Symbolic solve coupled second order differential equations

[newin]

Dear all,

I have posted a similar question in another forum and the general consensus seems to suggest that it is not possible to symbolic solve a system of coupled second order different equation with damping (dissipation) and driving forces.

However, I have found in many papers and books writing out analytical formula of the solutions to the coupled equations. Attached is the system I am trying to solve. I have seen analytical formula even for one more mass. Although solving this sort of equation with two masses, no damping (dissipation) and with only one driving force is simple enough, even by hand, it is impossible to do the same for a system with two different damping constants and two driving forces. I have been trying for two weeks now, but could not figure out the solution.

Of course, I could get the numeric solution, but I could not get the result shown in Eq. 5. So, I was wondering if someone could help me with solve this analytically. Any solution to this problem would be of interest.
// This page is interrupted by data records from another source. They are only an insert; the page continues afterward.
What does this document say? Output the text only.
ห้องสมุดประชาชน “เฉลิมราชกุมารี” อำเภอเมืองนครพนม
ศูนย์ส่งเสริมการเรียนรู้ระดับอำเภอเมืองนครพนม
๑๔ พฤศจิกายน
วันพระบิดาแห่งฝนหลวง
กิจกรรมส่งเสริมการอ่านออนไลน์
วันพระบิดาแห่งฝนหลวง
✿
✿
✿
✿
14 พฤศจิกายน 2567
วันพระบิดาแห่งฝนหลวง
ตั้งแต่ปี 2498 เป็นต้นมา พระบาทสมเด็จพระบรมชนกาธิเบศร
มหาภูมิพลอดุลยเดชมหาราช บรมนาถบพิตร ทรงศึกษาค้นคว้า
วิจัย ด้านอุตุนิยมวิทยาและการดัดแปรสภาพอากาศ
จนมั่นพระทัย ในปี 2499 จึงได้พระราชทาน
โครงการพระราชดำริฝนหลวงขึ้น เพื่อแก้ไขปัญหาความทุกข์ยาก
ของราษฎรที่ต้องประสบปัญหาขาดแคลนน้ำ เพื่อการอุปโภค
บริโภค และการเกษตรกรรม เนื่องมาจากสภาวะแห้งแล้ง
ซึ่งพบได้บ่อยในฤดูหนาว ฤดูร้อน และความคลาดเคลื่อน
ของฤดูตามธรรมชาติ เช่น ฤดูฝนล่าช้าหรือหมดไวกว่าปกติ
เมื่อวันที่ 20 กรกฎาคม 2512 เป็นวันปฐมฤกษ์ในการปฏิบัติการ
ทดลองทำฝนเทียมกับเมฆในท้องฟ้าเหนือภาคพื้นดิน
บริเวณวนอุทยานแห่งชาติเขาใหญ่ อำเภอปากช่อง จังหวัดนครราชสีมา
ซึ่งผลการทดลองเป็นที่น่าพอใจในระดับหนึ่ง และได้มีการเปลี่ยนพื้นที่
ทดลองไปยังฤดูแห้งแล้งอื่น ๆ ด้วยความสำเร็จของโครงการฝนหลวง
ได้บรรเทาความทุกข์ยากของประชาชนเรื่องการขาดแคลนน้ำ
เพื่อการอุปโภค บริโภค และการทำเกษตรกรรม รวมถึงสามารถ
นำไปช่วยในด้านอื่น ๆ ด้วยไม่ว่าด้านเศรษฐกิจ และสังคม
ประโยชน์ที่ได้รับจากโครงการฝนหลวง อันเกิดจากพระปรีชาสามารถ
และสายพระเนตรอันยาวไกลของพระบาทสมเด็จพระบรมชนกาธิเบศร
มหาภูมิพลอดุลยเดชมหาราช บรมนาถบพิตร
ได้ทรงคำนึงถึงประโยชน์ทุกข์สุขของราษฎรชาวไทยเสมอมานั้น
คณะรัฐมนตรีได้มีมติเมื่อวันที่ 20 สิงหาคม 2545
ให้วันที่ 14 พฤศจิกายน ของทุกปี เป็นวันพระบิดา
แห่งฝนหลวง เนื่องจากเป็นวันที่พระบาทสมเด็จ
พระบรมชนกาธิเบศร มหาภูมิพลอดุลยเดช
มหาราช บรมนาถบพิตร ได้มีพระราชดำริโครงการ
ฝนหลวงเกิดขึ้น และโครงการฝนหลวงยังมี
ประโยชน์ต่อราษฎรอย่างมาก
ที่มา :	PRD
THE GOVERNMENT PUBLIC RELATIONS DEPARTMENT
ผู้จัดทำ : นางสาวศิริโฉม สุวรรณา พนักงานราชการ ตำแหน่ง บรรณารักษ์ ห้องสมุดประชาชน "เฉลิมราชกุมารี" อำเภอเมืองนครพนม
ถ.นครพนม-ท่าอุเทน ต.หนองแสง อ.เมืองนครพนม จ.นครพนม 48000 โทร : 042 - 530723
Any help would be gratefully appreciated! Many thanks in advance.



Newin

 

[the_wolfman]

I don't see why you can't. The algebra might get a little messy but the solution method is pretty straight forward.

Start by Laplace transforming each equation. This will give you a algebraic system of equations of the form Ax=b.
Solve this equation using standard linear algebra techniques to invert A.
Finally using an inverse Laplace transform on x_i to get x_i(t).